In late-2013 Governor Jerry Brown signed into law three  bills (SB 496, SB 666 and AB 263), which together significantly expanded California Labor Code Section 1102.5 (Section 1102.5), California’s general whistleblower statute. While litigation continues in California courts regarding whether these amendments apply retroactively, one thing is certainly clear, whistleblower claims in California will assuredly be on the rise going forward based on these new amendments.

Prior to 2014, Section 1102.5 essentially prohibited an employer from retaliating against an employee who either (1) discloses information to a governmental or law enforcement agency based on a reasonable belief that the employer is violating a statute, rule, or regulation, or (2) refuses to participate in an employer activity that would result in a violation of a statute, rule, or regulation.

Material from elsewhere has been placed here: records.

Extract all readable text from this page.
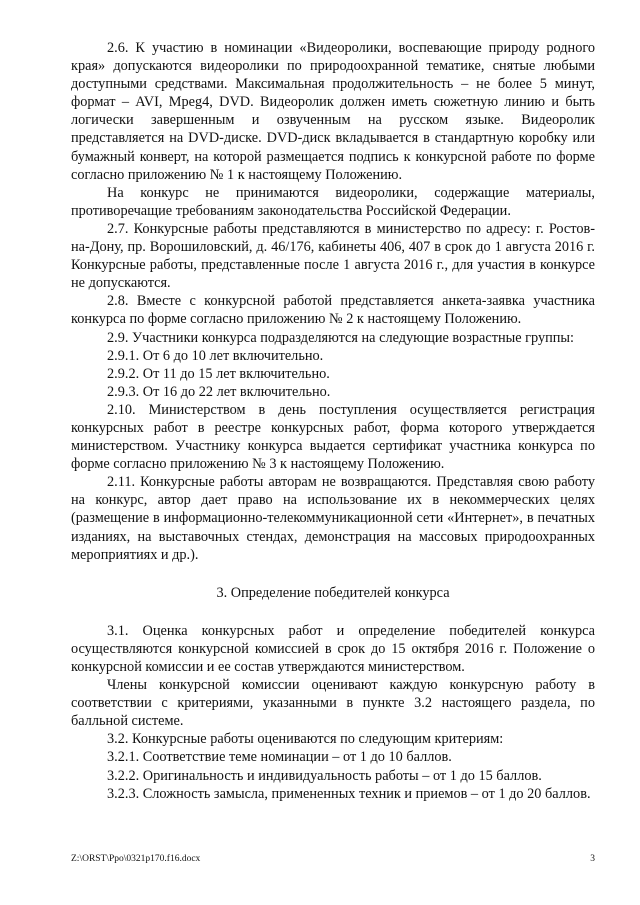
2.6. К участию в номинации «Видеоролики, воспевающие природу родного края» допускаются видеоролики по природоохранной тематике, снятые любыми доступными средствами. Максимальная продолжительность – не более 5 минут, формат – AVI, Mpeg4, DVD. Видеоролик должен иметь сюжетную линию и быть логически завершенным и озвученным на русском языке. Видеоролик представляется на DVD-диске. DVD-диск вкладывается в стандартную коробку или бумажный конверт, на которой размещается подпись к конкурсной работе по форме согласно приложению № 1 к настоящему Положению.

На конкурс не принимаются видеоролики, содержащие материалы, противоречащие требованиям законодательства Российской Федерации.

2.7. Конкурсные работы представляются в министерство по адресу: г. Ростов-на-Дону, пр. Ворошиловский, д. 46/176, кабинеты 406, 407 в срок до 1 августа 2016 г. Конкурсные работы, представленные после 1 августа 2016 г., для участия в конкурсе не допускаются.

2.8. Вместе с конкурсной работой представляется анкета-заявка участника конкурса по форме согласно приложению № 2 к настоящему Положению.

2.9. Участники конкурса подразделяются на следующие возрастные группы:

2.9.1. От 6 до 10 лет включительно.

2.9.2. От 11 до 15 лет включительно.

2.9.3. От 16 до 22 лет включительно.

2.10. Министерством в день поступления осуществляется регистрация конкурсных работ в реестре конкурсных работ, форма которого утверждается министерством. Участнику конкурса выдается сертификат участника конкурса по форме согласно приложению № 3 к настоящему Положению.

2.11. Конкурсные работы авторам не возвращаются. Представляя свою работу на конкурс, автор дает право на использование их в некоммерческих целях (размещение в информационно-телекоммуникационной сети «Интернет», в печатных изданиях, на выставочных стендах, демонстрация на массовых природоохранных мероприятиях и др.).

3. Определение победителей конкурса

3.1. Оценка конкурсных работ и определение победителей конкурса осуществляются конкурсной комиссией в срок до 15 октября 2016 г. Положение о конкурсной комиссии и ее состав утверждаются министерством.

Члены конкурсной комиссии оценивают каждую конкурсную работу в соответствии с критериями, указанными в пункте 3.2 настоящего раздела, по балльной системе.

3.2. Конкурсные работы оцениваются по следующим критериям:

3.2.1. Соответствие теме номинации – от 1 до 10 баллов.

3.2.2. Оригинальность и индивидуальность работы – от 1 до 15 баллов.

3.2.3. Сложность замысла, примененных техник и приемов – от 1 до 20 баллов.

Z:\ORST\Ppo\0321p170.f16.docx	3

Under the prior version of Section 1102.5, internal complaints by an employee to his employer were not enough to support a claim of retaliation under Section 1102.5.

The new amendments to Section 1102.5 extend whistleblower protection not only to employees under the circumstances described above, but also to employees who report suspected illegal behavior: (1) internally to “a person with authority over the employee” or to another employee with the authority to “investigate discover, or correct” the reported violation; or (2) externally to any “public body conducting an investigation, hearing, or inquiry.” Taking it a step even further, the new amendments also provide protection to employees who allege that they have been retaliated against because the employer “believes” that the employee disclosed or may disclose information internally or externally. This last amendment is potentially most troubling because it effectively exposes an employer to potential allegations of retaliation under Section 1102.5 based on the mere belief that an employee disclosed or might disclose information about a reasonably-believed violation of federal, state, or local law, even if the employee in fact did not make such a disclosure.

In addition to significantly expanding what employee conduct is protected under Section 1102.5, AB263 also amended another Labor Code section which has a significant impact on Section 1102.5. Prior to the passage of AB263, longstanding California Supreme Court precedent had held  that pursuant to Labor Code section 98.7, an employee was required to file a complaint with the Labor Commissioner as a prerequisite to filing a lawsuit in state or federal court alleging retaliation under Section 1102.5, often referred to as administrative exhaustion.[1]  Thus, prior to the passage of AB263, where an employee failed to first satisfy his or her administrative exhaustion requirements before filing a lawsuit in state or federal court alleging retaliation under Section 1102.5, an employer could effectively move to dismiss the employee’s claims on procedural grounds. AB 263 expressly did away with this mandatory administrative exhaustion requirement when it amended Labor Code section 98.7 and added subsection (g), which states “In the enforcement of this section, there is no requirement that an individual exhaust administrative remedies or procedures.”

Thus, the new amendments to Section 1102.5 dramatically change the statute both procedurally and substantively. Violations of Section 1102.5 can have serious consequences for employers, including civil penalties of up to $10,000 per violation. This $10,000 penalty is in addition to all other penalties and damages that an employee may be entitled to.

What this all means to California employers is that just about any complaint made or believed to have been made by an employee internally or externally alleging activity reasonably believed to be unlawful can now form the basis for a whistleblower retaliation claim under Section 1102.5.  An employer’s best defense in avoiding significant exposure under Section 1102.5 is to regularly review and update internal policies, handbooks and procedures, to ensure that these policies reflect the changes effected by the amendments to Section 1102.5. California employers would also be well advised  to apprise their managers and supervisors of the new amendments and to emphasize the need for proper documentation when complaints are made by employees of the type discussed herein.

[1] See Campbell v. Regents of University of California (2005) 35 Cal.4th 311.